In reality, they are cenotaphs, since the tombs are supposedly underground, in the cave of Machpelah, on which this temple was built and from which, according to tradition, you can access paradise.

In the central space on the Jewish side, intended for prayer, two women, with their small children, talk in the space separated by screens and reserved for them. In the men's area, eight men, one of them a soldier, organize to pray the Shacharit – morning prayer – but they have a problem: they necessarily need to be ten and they ask the journalist if he is Jewish so that he can join.

On one side, some Jewish girls look through the cracks in the internal doors that lead to the Muslim sector, but they see nothing. They cannot know that on the other side, at that time, a group of pilgrims from the Indian city of Madras pray facing Mecca. From the background, three men observe the prayer. One is blind and, when I ask him what he thinks about the controls to enter the mosque, especially during the Gaza war, he complains about the Israeli occupation and says that “Palestinians live without being able to do what they want with their lives.” . A few minutes earlier, the saleswoman in the soulless souvenir shop on the Jewish side told me that the Israelis “will never be able to trust the Palestinians again.”

Jews and Muslims separated by a wall, by a world and by a line that also divides Hebron into two sectors: the so-called H1, administered by the Palestinian National Authority, where some 200,000 Palestinians live; and H2, governed by Israel, inhabited by only a thousand fundamentalist settlers who move freely through the sector and 35,000 Arabs who see their mobility and lives restricted.

Hebron is surrounded by particularly extremist settler settlements. One of the oldest is Kiryat Arba, where some 8,000 people live, including the Minister of Security, the far-right Itamar Ben-Gvir. In that same colony lived Baruch Goldstein, who with his massacre, which caused riots throughout Palestine, contributed to ending the Oslo agreements of 1993, which were ended after another Israeli extremist, Yigal Amir, assassinated the prime minister in 1995. Yitzhak Rabin.
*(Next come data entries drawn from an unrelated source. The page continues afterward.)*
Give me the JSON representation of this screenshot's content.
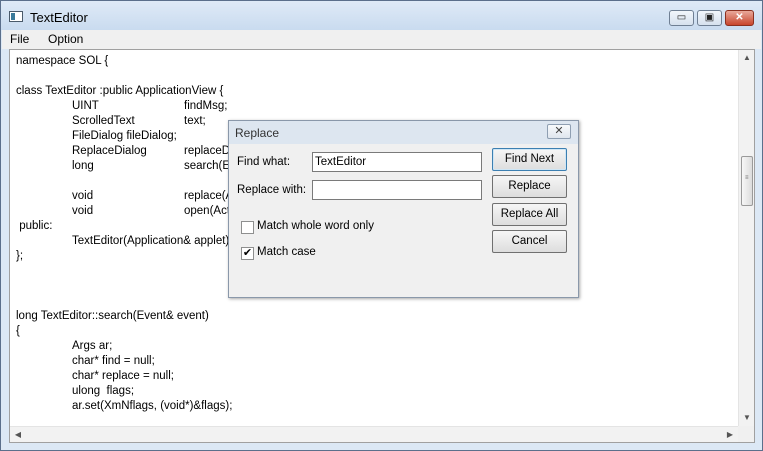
{
  "window": {
    "title": "TextEditor",
    "minimize_glyph": "▭",
    "maximize_glyph": "▣",
    "close_glyph": "✕"
  },
  "menu": [
    "File",
    "Option"
  ],
  "editor": {
    "lines": [
      [
        "namespace SOL {"
      ],
      [
        ""
      ],
      [
        "class TextEditor :public ApplicationView {"
      ],
      [
        "",
        "UINT",
        "findMsg;"
      ],
      [
        "",
        "ScrolledText",
        "text;"
      ],
      [
        "",
        "FileDialog fileDialog;"
      ],
      [
        "",
        "ReplaceDialog",
        "replaceDialog;"
      ],
      [
        "",
        "long",
        "search(Event& event);"
      ],
      [
        ""
      ],
      [
        "",
        "void",
        "replace(Action& action);"
      ],
      [
        "",
        "void",
        "open(Action& action);"
      ],
      [
        " public:"
      ],
      [
        "",
        "TextEditor(Application& applet);"
      ],
      [
        "};"
      ],
      [
        ""
      ],
      [
        ""
      ],
      [
        ""
      ],
      [
        "long TextEditor::search(Event& event)"
      ],
      [
        "{"
      ],
      [
        "",
        "Args ar;"
      ],
      [
        "",
        "char* find = null;"
      ],
      [
        "",
        "char* replace = null;"
      ],
      [
        "",
        "ulong  flags;"
      ],
      [
        "",
        "ar.set(XmNflags, (void*)&flags);"
      ]
    ]
  },
  "scrollbar": {
    "up_glyph": "▲",
    "down_glyph": "▼",
    "left_glyph": "◀",
    "right_glyph": "▶",
    "grip": "≡"
  },
  "dialog": {
    "title": "Replace",
    "close_glyph": "✕",
    "find_label": "Find what:",
    "find_value": "TextEditor",
    "replace_label": "Replace with:",
    "replace_value": "",
    "match_whole_word_label": "Match whole word only",
    "match_whole_word_checked": false,
    "match_case_label": "Match case",
    "match_case_checked": true,
    "check_glyph": "✔",
    "buttons": {
      "find_next": "Find Next",
      "replace": "Replace",
      "replace_all": "Replace All",
      "cancel": "Cancel"
    }
  }
}
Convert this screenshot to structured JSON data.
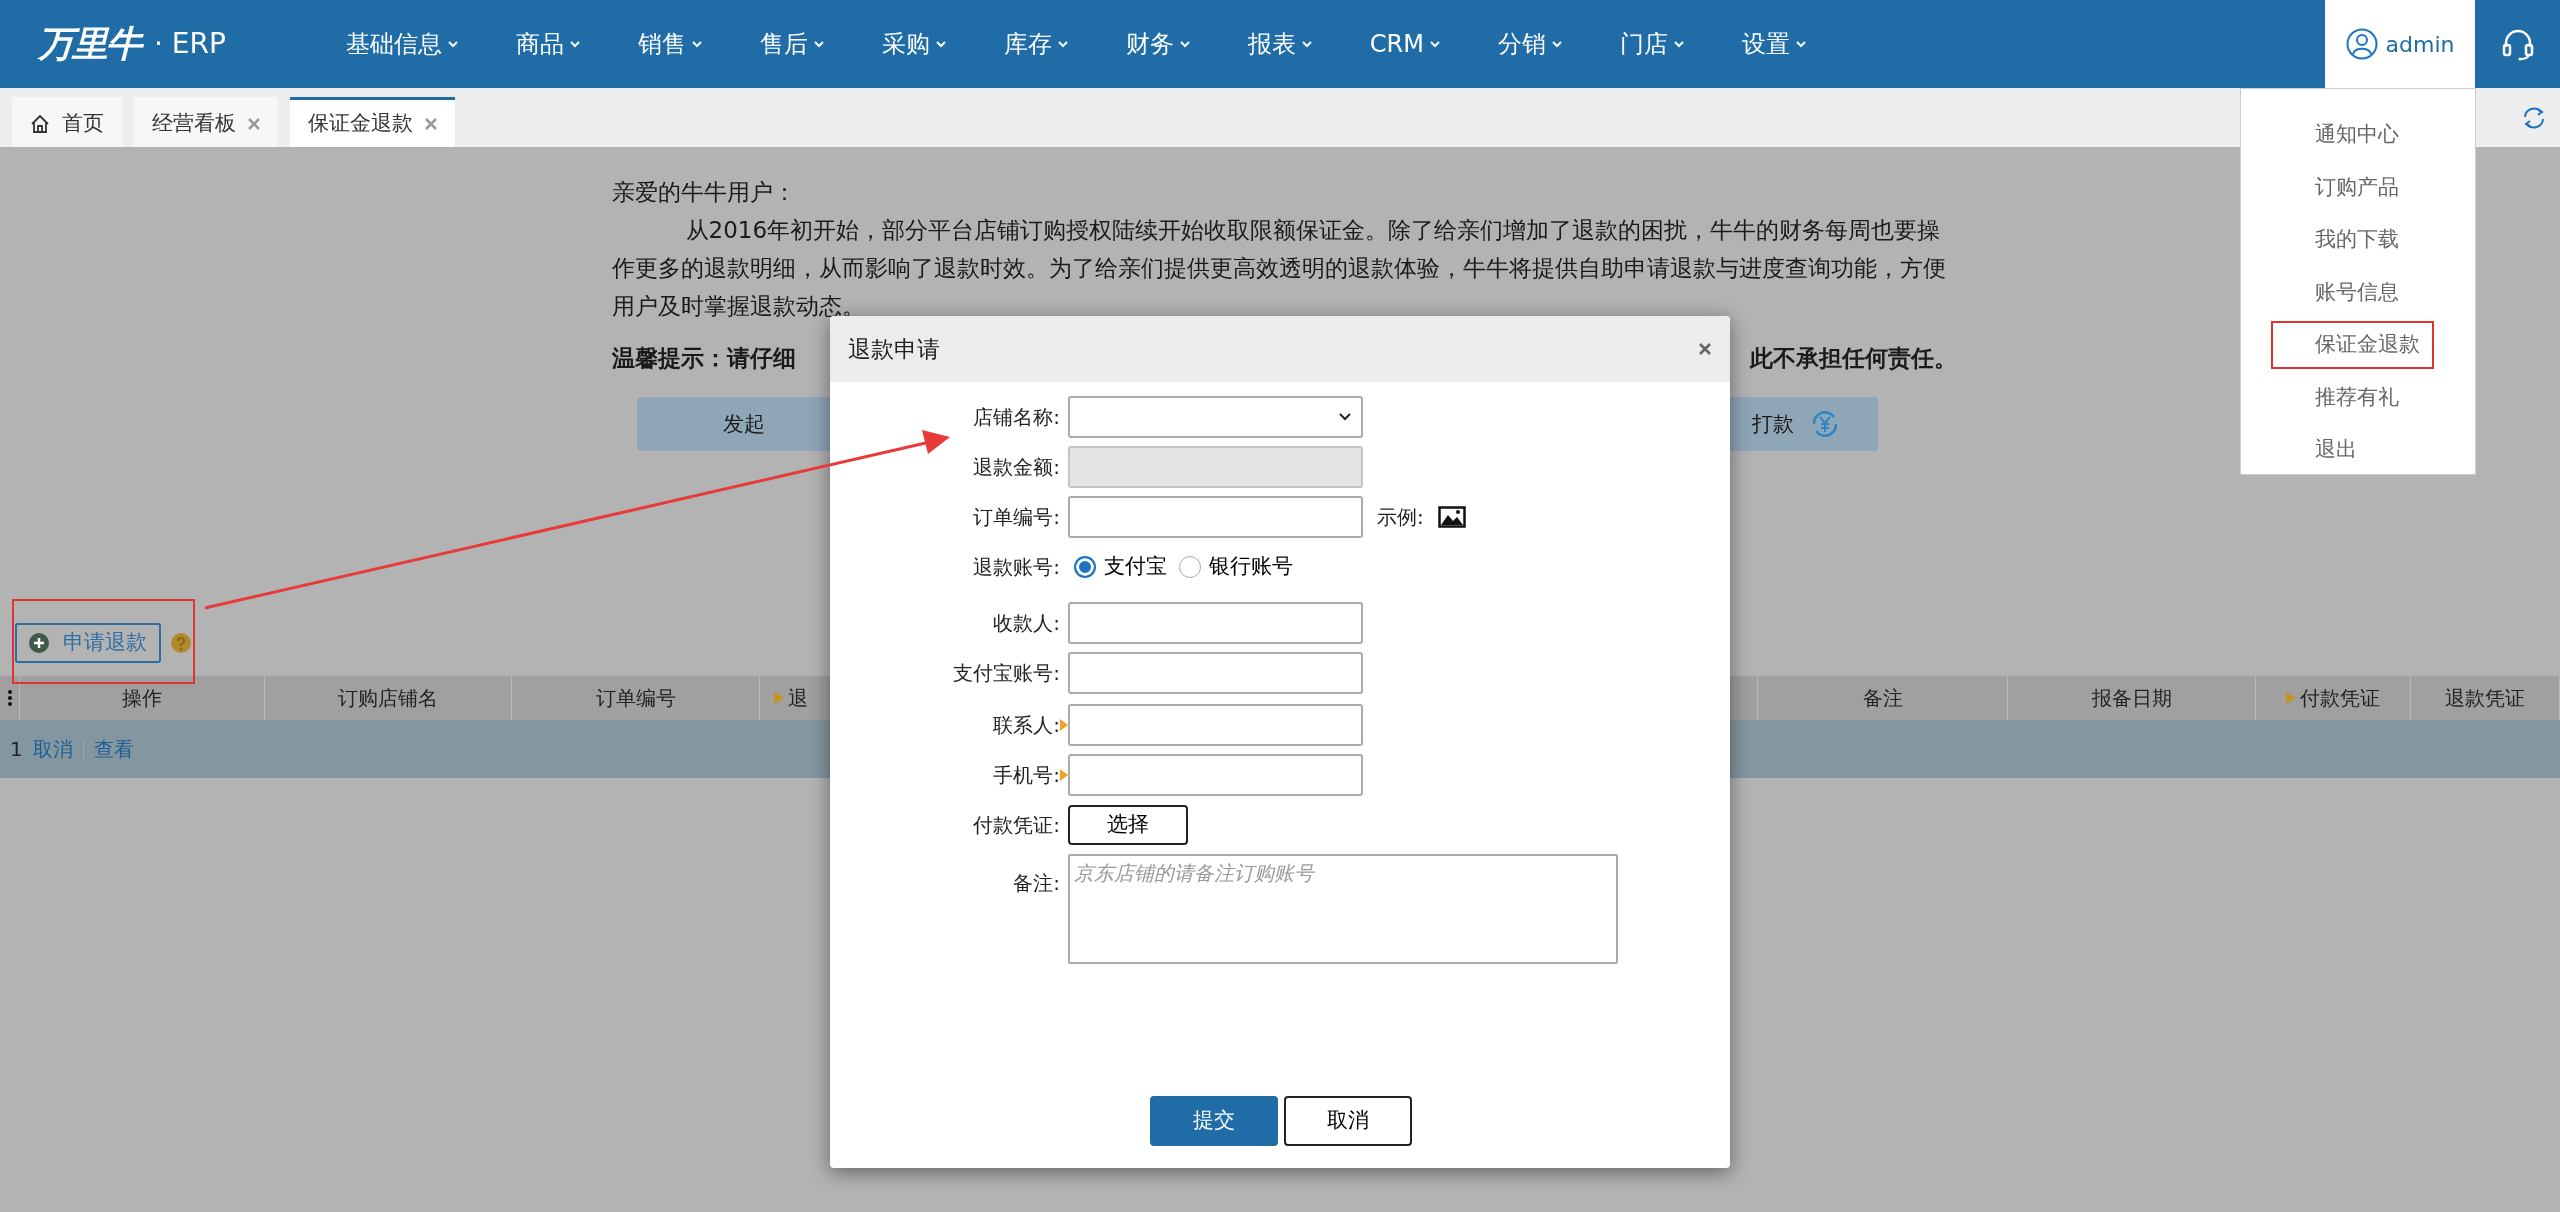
{
  "header": {
    "logo": "万里牛",
    "logo_suffix": "· ERP",
    "nav": [
      {
        "label": "基础信息"
      },
      {
        "label": "商品"
      },
      {
        "label": "销售"
      },
      {
        "label": "售后"
      },
      {
        "label": "采购"
      },
      {
        "label": "库存"
      },
      {
        "label": "财务"
      },
      {
        "label": "报表"
      },
      {
        "label": "CRM"
      },
      {
        "label": "分销"
      },
      {
        "label": "门店"
      },
      {
        "label": "设置"
      }
    ],
    "user": "admin"
  },
  "tabs": [
    {
      "label": "首页",
      "kind": "home",
      "selected": false
    },
    {
      "label": "经营看板",
      "kind": "closable",
      "selected": false
    },
    {
      "label": "保证金退款",
      "kind": "closable",
      "selected": true
    }
  ],
  "user_menu": [
    {
      "label": "通知中心",
      "highlighted": false
    },
    {
      "label": "订购产品",
      "highlighted": false
    },
    {
      "label": "我的下载",
      "highlighted": false
    },
    {
      "label": "账号信息",
      "highlighted": false
    },
    {
      "label": "保证金退款",
      "highlighted": true
    },
    {
      "label": "推荐有礼",
      "highlighted": false
    },
    {
      "label": "退出",
      "highlighted": false
    }
  ],
  "notice": {
    "greeting": "亲爱的牛牛用户：",
    "body": "从2016年初开始，部分平台店铺订购授权陆续开始收取限额保证金。除了给亲们增加了退款的困扰，牛牛的财务每周也要操作更多的退款明细，从而影响了退款时效。为了给亲们提供更高效透明的退款体验，牛牛将提供自助申请退款与进度查询功能，方便用户及时掌握退款动态。",
    "tip_left": "温馨提示：请仔细",
    "tip_right": "此不承担任何责任。",
    "action_left": "发起",
    "action_right": "打款"
  },
  "toolbar": {
    "apply_button": "申请退款",
    "highlighted": true
  },
  "table": {
    "columns": [
      {
        "label": "操作",
        "marker": false
      },
      {
        "label": "订购店铺名",
        "marker": false
      },
      {
        "label": "订单编号",
        "marker": false
      },
      {
        "label": "退",
        "marker": true
      },
      {
        "label": "备注",
        "marker": false
      },
      {
        "label": "报备日期",
        "marker": false
      },
      {
        "label": "付款凭证",
        "marker": true
      },
      {
        "label": "退款凭证",
        "marker": false
      }
    ],
    "rows": [
      {
        "index": "1",
        "actions": [
          "取消",
          "查看"
        ]
      }
    ]
  },
  "dialog": {
    "title": "退款申请",
    "fields": [
      {
        "kind": "select",
        "label": "店铺名称:",
        "required": false
      },
      {
        "kind": "text",
        "label": "退款金额:",
        "required": false,
        "disabled": true
      },
      {
        "kind": "text",
        "label": "订单编号:",
        "required": false,
        "disabled": false,
        "extra": "示例:"
      },
      {
        "kind": "radio",
        "label": "退款账号:",
        "required": false,
        "options": [
          {
            "label": "支付宝",
            "selected": true
          },
          {
            "label": "银行账号",
            "selected": false
          }
        ]
      },
      {
        "kind": "text",
        "label": "收款人:",
        "required": false,
        "disabled": false
      },
      {
        "kind": "text",
        "label": "支付宝账号:",
        "required": false,
        "disabled": false
      },
      {
        "kind": "text",
        "label": "联系人:",
        "required": true,
        "disabled": false
      },
      {
        "kind": "text",
        "label": "手机号:",
        "required": true,
        "disabled": false
      },
      {
        "kind": "file",
        "label": "付款凭证:",
        "required": false,
        "button": "选择"
      },
      {
        "kind": "textarea",
        "label": "备注:",
        "required": false,
        "placeholder": "京东店铺的请备注订购账号"
      }
    ],
    "buttons": [
      {
        "label": "提交",
        "primary": true
      },
      {
        "label": "取消",
        "primary": false
      }
    ]
  },
  "annotation": {
    "arrow": true
  }
}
Ben-Gvir, who weeks before the attack on Rabin tore off the badge from the Labor premier's Cadillac and publicly threatened him, had a poster of Goldstein in his home. Since the start of the Gaza war, the Security Minister has carried out a campaign to distribute thousands of weapons to Israeli civilians.

Goldstein and Amir – who is serving a life sentence – are today heroes for the ultranationalists of Hebron.